The performance of deep neural networks can significantly improve by training the main task of interest with additional auxiliary tasks (Goyal et al., 2019; Jaderberg et al., 2016; Mirowski, 2019) . For example, learning to segment an image into objects can be more accurate when the model is simultaneously trained to predict other properties of the image like pixel depth or 3D structure (Standley et al., 2019) . In the low data regime, models trained with the main task only are prone to overfit and generalize poorly to unseen data (Vinyals et al., 2016) . In this case, the benefits of learning with multiple tasks are amplified (Zhang and Yang, 2017). Training with auxiliary tasks adds an inductive bias that pushes learned models to capture meaningful representations and avoid overfitting to spurious correlations. In some domains, it may be easy to design beneficial auxiliary tasks and collect supervised data. For example, numerous tasks were proposed for self-supervised learning in image classification, including masking (Doersch et al., 2015) , rotation (Gidaris et al., 2018) and patch shuffling (Doersch and Zisserman, 2017; Noroozi and Favaro, 2016) . In these cases, it is not clear what would be the best way to combine all auxiliary tasks into a single loss (Doersch and Zisserman, 2017) . The common practice is to compute a weighted combination of pretext losses by tuning the weights of individual losses using hyperparameter grid search.
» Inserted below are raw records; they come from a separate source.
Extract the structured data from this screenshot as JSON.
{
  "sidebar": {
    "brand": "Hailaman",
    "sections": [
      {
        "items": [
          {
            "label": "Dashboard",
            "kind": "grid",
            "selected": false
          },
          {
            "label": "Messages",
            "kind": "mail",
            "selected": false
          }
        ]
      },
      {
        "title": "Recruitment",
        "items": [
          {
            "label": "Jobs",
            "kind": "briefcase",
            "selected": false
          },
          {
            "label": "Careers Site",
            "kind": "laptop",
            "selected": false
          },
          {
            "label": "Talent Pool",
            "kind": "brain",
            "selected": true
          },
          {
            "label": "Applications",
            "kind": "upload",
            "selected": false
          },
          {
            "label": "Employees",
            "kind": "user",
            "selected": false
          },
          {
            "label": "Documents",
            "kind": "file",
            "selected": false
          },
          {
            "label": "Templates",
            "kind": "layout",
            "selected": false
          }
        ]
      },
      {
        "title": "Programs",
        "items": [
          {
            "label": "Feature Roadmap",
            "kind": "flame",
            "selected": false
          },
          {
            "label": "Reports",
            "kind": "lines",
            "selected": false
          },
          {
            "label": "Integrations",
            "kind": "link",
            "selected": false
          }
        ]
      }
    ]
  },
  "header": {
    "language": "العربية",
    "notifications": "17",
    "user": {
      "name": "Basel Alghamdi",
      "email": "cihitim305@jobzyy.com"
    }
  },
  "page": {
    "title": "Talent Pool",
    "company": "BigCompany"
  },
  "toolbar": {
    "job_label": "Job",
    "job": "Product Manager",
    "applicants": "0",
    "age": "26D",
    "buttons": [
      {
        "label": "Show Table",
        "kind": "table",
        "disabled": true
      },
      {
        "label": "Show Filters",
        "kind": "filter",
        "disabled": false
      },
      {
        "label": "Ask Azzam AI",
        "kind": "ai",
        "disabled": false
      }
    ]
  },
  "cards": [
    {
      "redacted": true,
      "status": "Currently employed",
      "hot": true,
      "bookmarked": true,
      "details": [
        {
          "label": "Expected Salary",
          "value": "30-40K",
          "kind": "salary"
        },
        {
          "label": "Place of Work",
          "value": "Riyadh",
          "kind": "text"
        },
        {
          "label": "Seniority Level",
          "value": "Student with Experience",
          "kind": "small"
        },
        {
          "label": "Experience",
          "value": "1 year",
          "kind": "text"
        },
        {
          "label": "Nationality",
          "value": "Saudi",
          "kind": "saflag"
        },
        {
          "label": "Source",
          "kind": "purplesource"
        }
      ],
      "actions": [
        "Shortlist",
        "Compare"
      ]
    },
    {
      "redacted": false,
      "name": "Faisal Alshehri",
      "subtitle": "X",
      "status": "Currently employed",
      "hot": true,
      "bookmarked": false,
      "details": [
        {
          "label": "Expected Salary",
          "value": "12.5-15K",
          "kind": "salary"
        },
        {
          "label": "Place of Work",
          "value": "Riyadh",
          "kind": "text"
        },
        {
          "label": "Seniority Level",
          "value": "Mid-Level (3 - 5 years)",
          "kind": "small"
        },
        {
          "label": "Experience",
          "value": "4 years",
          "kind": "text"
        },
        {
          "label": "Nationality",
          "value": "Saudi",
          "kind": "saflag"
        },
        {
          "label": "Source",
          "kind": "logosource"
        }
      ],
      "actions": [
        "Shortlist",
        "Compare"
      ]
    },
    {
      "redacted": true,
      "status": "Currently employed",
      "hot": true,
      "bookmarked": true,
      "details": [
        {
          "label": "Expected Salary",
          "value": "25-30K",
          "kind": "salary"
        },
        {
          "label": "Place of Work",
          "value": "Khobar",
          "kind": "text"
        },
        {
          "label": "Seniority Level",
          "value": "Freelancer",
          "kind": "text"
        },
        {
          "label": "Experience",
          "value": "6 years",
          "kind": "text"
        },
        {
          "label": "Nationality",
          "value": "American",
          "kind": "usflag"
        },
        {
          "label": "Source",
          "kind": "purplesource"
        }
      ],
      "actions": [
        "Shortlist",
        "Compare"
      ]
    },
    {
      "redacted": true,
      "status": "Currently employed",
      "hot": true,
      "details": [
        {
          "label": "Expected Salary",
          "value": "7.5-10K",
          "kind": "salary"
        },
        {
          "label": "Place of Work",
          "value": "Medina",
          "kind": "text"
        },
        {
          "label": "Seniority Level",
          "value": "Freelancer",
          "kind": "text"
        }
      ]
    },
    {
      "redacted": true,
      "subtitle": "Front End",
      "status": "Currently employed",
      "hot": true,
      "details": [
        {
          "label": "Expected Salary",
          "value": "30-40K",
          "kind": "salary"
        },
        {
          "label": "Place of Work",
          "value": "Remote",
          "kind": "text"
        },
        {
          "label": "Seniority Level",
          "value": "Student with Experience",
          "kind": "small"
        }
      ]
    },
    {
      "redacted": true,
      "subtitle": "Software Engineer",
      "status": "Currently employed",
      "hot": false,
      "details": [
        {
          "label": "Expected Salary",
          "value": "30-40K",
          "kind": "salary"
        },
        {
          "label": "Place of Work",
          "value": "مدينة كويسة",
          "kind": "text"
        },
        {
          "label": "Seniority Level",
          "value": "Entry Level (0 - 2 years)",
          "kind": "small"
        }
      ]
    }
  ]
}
This approach, however, limits the potential of learning with auxiliary tasks because the run time of grid search grows exponentially with the number of tasks. In other domains, obtaining good auxiliaries in the first place may be challenging or may require expert knowledge. For example, for point cloud classification, few self-supervised tasks have been proposed; however, their benefits so far are limited (Achituve et al., 2020; Hassani and Haley, 2019;